So, this is what the RSAS area looked like in 1822.  In the north of the area was Clarence Place – the present north side of Clarence Square.  At the far right-hand side of Clarence Place is the Prince of Wales pub, first licenced in 1864.

On the left of our area are the first buildings to be built on the west side of Regency Square.  The RSAS publication “Regency Square, its history and its stories” explains how the error of marking it as Waterloo Square came about.

Cannon Place was built up on one side only.  Ironically, it is only a few later buildings on the left hand side of the street that have survived, the rest having disappeared under the Churchill Square development in the 1960s.

Bedford Row, from left to right, shows what were then Nos 127 to 106 Kings Road.  Most of these houses were swept away for the magnificent pile that was the Metropole – itself since seriously disfigured by developers.
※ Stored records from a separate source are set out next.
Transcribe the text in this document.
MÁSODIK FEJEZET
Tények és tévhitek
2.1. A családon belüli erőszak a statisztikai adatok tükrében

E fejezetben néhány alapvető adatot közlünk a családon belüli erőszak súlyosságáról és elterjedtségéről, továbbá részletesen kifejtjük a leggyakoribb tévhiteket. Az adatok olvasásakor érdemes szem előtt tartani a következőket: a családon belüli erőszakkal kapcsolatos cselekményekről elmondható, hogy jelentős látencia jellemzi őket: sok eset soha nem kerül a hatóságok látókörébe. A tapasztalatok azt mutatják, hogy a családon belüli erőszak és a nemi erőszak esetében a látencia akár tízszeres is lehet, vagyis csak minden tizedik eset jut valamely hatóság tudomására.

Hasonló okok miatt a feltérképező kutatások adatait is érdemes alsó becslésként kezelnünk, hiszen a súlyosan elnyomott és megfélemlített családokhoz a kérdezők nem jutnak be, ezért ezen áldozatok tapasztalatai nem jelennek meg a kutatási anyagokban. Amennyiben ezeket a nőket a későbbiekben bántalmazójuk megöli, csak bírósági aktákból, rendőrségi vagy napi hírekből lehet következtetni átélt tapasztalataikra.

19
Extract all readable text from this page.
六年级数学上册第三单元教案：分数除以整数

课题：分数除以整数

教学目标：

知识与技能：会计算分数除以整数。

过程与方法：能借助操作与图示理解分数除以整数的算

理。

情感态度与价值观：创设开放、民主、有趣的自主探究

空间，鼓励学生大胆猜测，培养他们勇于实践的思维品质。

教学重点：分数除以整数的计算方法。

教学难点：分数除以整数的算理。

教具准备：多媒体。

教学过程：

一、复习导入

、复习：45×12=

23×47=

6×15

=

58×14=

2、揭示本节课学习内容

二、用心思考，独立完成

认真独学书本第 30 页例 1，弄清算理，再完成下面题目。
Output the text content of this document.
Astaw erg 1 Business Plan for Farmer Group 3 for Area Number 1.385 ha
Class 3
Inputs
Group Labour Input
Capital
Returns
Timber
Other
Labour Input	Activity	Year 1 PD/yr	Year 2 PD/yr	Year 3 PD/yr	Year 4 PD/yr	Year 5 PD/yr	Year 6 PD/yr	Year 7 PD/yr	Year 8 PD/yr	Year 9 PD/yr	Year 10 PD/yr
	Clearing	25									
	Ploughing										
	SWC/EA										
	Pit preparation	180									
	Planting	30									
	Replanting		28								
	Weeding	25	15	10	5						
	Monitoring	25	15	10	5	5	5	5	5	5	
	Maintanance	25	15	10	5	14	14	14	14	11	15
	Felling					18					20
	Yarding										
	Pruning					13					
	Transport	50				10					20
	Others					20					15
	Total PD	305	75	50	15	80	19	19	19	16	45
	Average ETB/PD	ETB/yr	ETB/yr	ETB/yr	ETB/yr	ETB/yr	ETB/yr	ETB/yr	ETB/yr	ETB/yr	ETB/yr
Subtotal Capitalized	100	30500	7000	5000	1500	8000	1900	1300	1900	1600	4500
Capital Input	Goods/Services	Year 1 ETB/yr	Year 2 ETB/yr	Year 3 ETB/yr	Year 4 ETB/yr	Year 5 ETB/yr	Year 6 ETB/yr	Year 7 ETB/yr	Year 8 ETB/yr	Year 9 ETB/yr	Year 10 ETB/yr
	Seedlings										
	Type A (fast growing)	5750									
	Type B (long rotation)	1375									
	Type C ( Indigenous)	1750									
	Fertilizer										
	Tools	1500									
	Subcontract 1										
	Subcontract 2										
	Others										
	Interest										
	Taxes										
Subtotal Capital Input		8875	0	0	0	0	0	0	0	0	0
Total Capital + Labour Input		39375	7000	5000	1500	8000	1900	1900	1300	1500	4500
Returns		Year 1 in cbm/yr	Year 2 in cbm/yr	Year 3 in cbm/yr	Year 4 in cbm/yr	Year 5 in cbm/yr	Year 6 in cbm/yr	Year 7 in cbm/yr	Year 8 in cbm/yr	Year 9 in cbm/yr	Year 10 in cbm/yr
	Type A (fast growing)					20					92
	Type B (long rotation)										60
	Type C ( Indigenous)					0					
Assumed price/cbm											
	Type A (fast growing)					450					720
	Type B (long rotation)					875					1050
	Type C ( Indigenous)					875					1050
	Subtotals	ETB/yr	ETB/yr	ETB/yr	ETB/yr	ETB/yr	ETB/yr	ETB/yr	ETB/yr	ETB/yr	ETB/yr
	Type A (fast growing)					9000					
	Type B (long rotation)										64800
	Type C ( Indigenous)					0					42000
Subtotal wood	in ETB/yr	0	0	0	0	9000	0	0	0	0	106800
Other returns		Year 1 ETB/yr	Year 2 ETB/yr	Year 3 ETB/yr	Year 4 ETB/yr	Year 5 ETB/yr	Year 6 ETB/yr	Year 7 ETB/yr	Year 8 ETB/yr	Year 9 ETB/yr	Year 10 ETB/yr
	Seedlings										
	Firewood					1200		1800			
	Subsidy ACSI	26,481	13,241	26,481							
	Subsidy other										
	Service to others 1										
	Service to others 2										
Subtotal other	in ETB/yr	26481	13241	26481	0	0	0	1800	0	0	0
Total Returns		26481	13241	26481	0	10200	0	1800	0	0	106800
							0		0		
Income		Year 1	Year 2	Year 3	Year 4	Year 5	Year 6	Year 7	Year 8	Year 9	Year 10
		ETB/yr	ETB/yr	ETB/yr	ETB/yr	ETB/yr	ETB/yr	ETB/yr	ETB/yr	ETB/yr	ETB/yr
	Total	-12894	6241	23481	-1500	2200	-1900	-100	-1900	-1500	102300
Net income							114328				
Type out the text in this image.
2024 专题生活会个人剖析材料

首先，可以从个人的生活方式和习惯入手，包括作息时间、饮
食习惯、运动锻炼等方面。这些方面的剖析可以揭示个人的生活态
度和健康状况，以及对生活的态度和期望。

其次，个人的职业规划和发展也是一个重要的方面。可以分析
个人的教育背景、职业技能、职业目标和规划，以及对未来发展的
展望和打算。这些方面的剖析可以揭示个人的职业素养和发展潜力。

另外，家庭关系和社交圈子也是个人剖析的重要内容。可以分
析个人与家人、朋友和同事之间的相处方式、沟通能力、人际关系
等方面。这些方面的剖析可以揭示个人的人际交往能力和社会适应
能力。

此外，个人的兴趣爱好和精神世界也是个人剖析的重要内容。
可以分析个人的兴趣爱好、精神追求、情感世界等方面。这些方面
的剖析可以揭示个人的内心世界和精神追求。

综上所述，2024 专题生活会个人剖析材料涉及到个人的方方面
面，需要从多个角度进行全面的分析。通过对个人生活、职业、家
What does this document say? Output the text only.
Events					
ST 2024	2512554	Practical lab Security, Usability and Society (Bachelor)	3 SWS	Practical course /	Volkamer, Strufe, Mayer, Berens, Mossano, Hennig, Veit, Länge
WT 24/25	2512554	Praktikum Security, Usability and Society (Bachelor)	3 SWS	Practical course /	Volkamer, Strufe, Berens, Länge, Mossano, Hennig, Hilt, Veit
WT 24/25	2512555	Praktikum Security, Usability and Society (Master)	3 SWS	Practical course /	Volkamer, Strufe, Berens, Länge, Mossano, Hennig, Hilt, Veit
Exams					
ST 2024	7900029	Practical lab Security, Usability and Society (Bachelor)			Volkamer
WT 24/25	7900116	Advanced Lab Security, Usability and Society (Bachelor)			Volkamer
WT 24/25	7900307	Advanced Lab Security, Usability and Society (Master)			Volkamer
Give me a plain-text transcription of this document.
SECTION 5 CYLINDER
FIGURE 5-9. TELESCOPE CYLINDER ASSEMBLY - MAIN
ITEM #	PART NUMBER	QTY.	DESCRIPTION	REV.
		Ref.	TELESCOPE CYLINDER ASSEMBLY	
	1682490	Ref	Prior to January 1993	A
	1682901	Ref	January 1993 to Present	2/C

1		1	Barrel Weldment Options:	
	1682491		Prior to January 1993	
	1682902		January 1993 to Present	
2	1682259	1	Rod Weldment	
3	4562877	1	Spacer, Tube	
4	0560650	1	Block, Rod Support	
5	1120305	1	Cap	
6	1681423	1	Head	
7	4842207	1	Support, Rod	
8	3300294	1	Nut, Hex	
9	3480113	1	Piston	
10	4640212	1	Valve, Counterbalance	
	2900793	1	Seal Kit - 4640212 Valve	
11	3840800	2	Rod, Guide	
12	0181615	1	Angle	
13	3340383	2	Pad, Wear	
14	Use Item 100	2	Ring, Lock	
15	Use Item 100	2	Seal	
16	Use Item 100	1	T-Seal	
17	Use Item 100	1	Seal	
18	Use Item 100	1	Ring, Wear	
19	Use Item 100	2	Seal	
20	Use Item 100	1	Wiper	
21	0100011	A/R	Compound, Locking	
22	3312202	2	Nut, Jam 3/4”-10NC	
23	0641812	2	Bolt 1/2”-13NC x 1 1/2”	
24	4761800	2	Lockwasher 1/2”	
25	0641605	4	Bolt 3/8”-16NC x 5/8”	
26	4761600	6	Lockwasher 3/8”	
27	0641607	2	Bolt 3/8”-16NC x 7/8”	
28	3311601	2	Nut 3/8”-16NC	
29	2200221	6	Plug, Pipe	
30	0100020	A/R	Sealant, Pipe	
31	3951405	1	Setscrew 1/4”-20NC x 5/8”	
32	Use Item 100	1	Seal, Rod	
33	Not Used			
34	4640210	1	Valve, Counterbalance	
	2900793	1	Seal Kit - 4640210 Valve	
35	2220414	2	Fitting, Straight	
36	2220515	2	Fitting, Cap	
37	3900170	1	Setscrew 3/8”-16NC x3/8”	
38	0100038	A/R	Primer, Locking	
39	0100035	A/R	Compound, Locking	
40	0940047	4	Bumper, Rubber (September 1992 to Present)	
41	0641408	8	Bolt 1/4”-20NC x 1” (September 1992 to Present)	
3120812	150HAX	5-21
Tucked behind Bedford Place was Westfield House, home, amongst others, to Charlotte Elliott (1789-1871) who wrote hymns and, William Cattlin (1814-1886) who bought up all or nearly all the plots of land on which the Metropole Hotel now stands.  Just outside our area, the Grand Hotel ow dominates what was Artillery Place.

Preston Street has not yet been constructed and Cannon Place peters out before it reaches the first few houses that would later form Russell Square.  For the rest, it was cliff-top grassland.

The Society would not have had many members in its area in those days.